A good general herbal mixture for the itchy, dry skin associated with acne, eczema and psoriasis should include tea tree oil, witch hazel, aloe vera or ferox, calendula, golden seal, barbinella, camomile and arnica. Add Echinacea to this mixture to prevent and treat infections. A good steam treatment for the face should include rose petals, calendula, camomile and lavender to purify, relax and nourish the skin. Apply a natural moisturiser afterwards.

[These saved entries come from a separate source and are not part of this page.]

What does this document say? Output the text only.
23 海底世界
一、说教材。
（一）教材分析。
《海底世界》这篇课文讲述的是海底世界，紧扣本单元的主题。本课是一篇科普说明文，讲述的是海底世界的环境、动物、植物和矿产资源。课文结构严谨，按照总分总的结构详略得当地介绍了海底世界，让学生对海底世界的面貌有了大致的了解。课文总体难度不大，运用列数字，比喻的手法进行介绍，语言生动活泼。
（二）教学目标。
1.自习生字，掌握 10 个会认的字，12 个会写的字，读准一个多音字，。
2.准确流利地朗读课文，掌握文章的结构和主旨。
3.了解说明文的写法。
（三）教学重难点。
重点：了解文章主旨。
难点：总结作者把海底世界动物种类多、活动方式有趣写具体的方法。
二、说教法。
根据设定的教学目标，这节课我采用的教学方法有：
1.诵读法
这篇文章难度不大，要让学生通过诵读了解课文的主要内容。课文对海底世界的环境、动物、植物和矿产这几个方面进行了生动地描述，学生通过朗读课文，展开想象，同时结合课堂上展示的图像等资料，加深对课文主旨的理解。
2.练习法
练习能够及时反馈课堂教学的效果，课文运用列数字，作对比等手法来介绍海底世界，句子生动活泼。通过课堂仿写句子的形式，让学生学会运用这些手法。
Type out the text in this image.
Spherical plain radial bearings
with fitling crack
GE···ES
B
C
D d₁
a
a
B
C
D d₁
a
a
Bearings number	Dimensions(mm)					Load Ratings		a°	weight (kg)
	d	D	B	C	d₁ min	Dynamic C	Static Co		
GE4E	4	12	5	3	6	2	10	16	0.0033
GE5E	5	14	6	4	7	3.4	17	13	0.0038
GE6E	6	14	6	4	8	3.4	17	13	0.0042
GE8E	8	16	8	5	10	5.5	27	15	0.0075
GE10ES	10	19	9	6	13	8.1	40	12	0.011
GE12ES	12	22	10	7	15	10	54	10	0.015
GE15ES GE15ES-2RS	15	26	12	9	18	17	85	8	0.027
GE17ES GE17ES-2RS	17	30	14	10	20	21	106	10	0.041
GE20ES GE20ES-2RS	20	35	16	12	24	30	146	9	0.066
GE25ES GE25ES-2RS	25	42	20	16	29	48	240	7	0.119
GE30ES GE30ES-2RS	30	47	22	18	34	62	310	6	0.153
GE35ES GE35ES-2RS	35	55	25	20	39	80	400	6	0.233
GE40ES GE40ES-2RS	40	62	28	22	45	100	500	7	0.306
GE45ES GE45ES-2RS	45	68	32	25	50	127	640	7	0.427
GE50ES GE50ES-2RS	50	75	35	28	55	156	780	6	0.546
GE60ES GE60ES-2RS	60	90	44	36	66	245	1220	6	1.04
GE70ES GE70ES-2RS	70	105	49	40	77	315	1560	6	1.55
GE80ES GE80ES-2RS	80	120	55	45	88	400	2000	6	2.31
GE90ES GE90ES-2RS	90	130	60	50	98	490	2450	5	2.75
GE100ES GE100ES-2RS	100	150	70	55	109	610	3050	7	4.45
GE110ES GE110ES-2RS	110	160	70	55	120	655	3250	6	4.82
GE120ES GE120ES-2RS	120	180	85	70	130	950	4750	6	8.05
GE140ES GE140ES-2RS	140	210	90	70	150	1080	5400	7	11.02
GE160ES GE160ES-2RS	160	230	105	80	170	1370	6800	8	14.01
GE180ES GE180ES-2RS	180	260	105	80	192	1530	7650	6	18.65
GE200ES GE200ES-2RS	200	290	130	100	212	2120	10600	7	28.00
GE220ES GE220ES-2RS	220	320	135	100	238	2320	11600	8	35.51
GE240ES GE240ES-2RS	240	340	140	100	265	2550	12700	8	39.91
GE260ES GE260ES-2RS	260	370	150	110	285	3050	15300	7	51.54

A healthy recipe for treating acne: ten drops of tea tree oil, 50 ml rose water, 10 ml fresh witch hazel, 10 ml fresh lavender flowers, 10 ml fresh camomile flowers and 10 ml fresh elder flowers. (If dried flowers are used, take 20 g of each). Mix the tea tree oil with the rose water and witch hazel to form an astringent. Mix the lavender and the other flowers in a bowl and pour boiling water over them. Steam the face for ten minutes and then apply the astringent. (Consult Chapter 15 for information on acne and teenagers).

Natural ingredients will set you on the road to recovery for almost any skin complaint and to prevent premature ageing of the skin. Cortisone creams and other potentially harmful ointments are not the only solution to skin problems. Every reader must be convinced by now of the advantages of having one’s own herb garden!